Герань тут тоже была всегда, как и сама Серафима. Ее посадила то ли бабка, то ли прабабка Симы, она уже и сама запуталась. Помнит, что мать даже в эвакуацию забирала черенки этой самой герани. Помнит, как в ее детстве растение вспыхивало яркими красными зонтиками на Первомай и День Победы, озаряло кухню алым пламенем лепестков на седьмое ноября и на Новый год. Герань – праздник! Зимой растение всегда чахло, а потом к весне словно возрождалось. Стебель отламывали, ставили в стеклянную баночку из-под майонеза, там происходило чудо – появлялись корешки, и новые росточки опять высаживали в землю.
Так герань путешествовала во времени от поколения к поколению в семье Серафимы.
– Словно переходящий красный флаг… – пробормотала она, на мгновение прервав поток воспоминаний, снова сердце зашлось, в глазах потемнело и стало тяжело дышать.
Сима хотела было по привычке отломить веточку и поставить ее на укоренение, но потом вспомнила, что это уже не имеет смысла, и, схватившись за сердце, присела на скрипучий венский стул, стоявший рядом с подоконником. Взяла карандаш, лежавший на столе около тетради для записей, вырвала листок в линейку и написала: «Герань не поливать». Подумала и поставила в конце жирную точку, вжав карандаш в бумагу и прокрутив его для надежности.
– Все пустое, – произнесла она вслух, оставив записку на столе рядом с документами.
Мила сидела на лоджии, подпиливала требующий обновления маникюр, перебирая в голове срочные платежи, которые предстояло перевести на этой неделе.
«Нет, ну что за жизнь такая! Не успеешь получить эту самую зарплату, как уже и нет ее. Сколько она будет жить, еле сводя концы с концами? Уже полтинник через два года, а она не только без той самой пресловутой подушки безопасности, не говоря уже о каких-то пенсионных накоплениях, так еще и квартиру не выкупила до конца. Еще десять лет ипотеки», – рассуждала она сама с собой, скрючившись на кресле, перейдя к обработке пальцев на ногах.
Закончив манипуляции с ногтями, Мила встала и выглянула в окно. Сегодня девятое мая. День Победы. Выходной. На улице ветрено и холодно, словно это и не май вовсе. С высоты своего семнадцатого этажа она не могла разглядеть праздничное убранство окраинного района ее города. Окинув взглядом близлежащие дома, похожие друг на друга, как близнецы фабричного производства, она снова пришла к выводу, что по виду из окна никак не скажешь, Санкт-Петербург это или какой-то другой город. Очередной порыв ветра ударил в окна лоджии, напомнив о близости Финского залива.
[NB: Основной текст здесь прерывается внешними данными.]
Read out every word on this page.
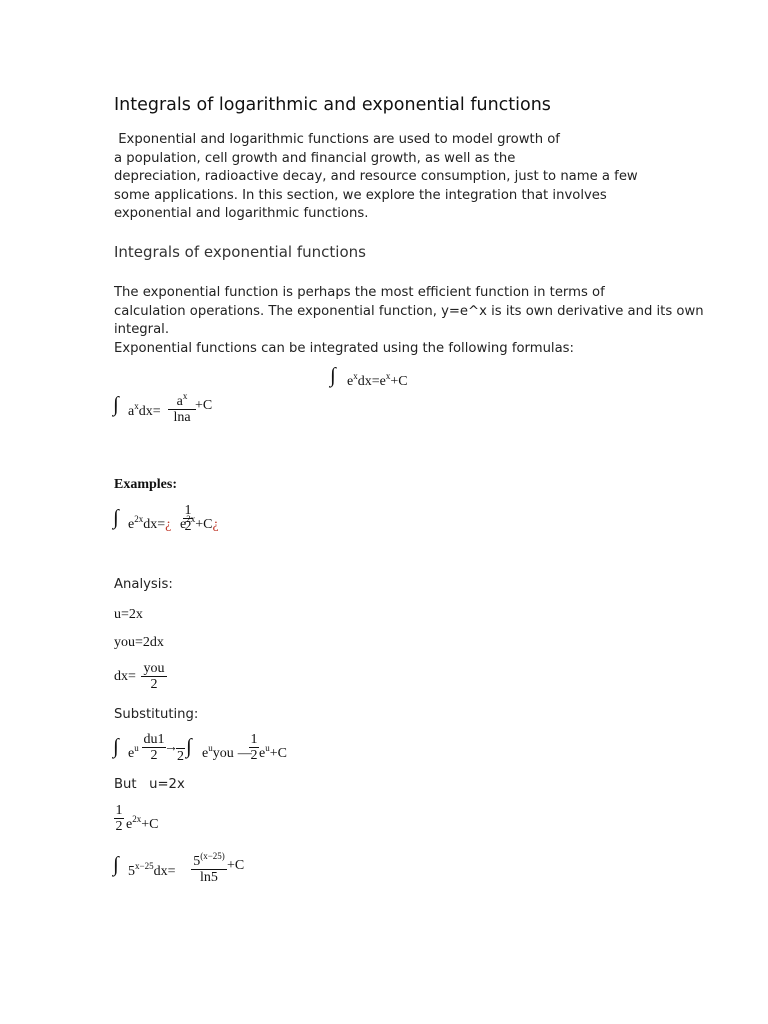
Integrals of logarithmic and exponential functions
Exponential and logarithmic functions are used to model growth of
a population, cell growth and financial growth, as well as the
depreciation, radioactive decay, and resource consumption, just to name a few
some applications. In this section, we explore the integration that involves
exponential and logarithmic functions.
Integrals of exponential functions
The exponential function is perhaps the most efficient function in terms of
calculation operations. The exponential function, y=e^x is its own derivative and its own
integral.
Exponential functions can be integrated using the following formulas:
∫ $e^xdx=e^x+C$
∫ $a^xdx= \frac{a^x}{\ln a} +C$
Examples:
∫ $e^{2x}dx=¿ \frac{1}{2}$
$e^{2x}+C¿$
Analysis:
u=2x
you=2dx
dx=
you
2
Substituting:
∫ $e^u \frac{du1}{2}$
→
2 ∫ $e^uyou$ —
$\frac{1}{2} e^u+C$
But   u=2x
$\frac{1}{2} e^{2x}+C$
∫ $5^{x-25}dx= \frac{5^{(x-25)}}{\ln 5} +C$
– Вот тебе и престижный район, – пробормотала Мила, плотнее закутываясь во флисовый халат и разглядывая свое отражение в стекле балконной фрамуги. Оттуда на нее смотрела уставшая сорокавосьмилетняя женщина, с коротко стриженными, почти белыми волосами, чуть одутловатым лицом, пухлыми губами и карими глазами цвета крепкой заварки. «Опять отекла, нужно бы к врачу сходить, пора следить за здоровьем, да и похудеть не мешало бы. – Она провела рукой по ежику волос. – Да вот и от волос совсем ничего не осталось. Все как ты хотела», – подумала она, мысленно обращаясь к матери.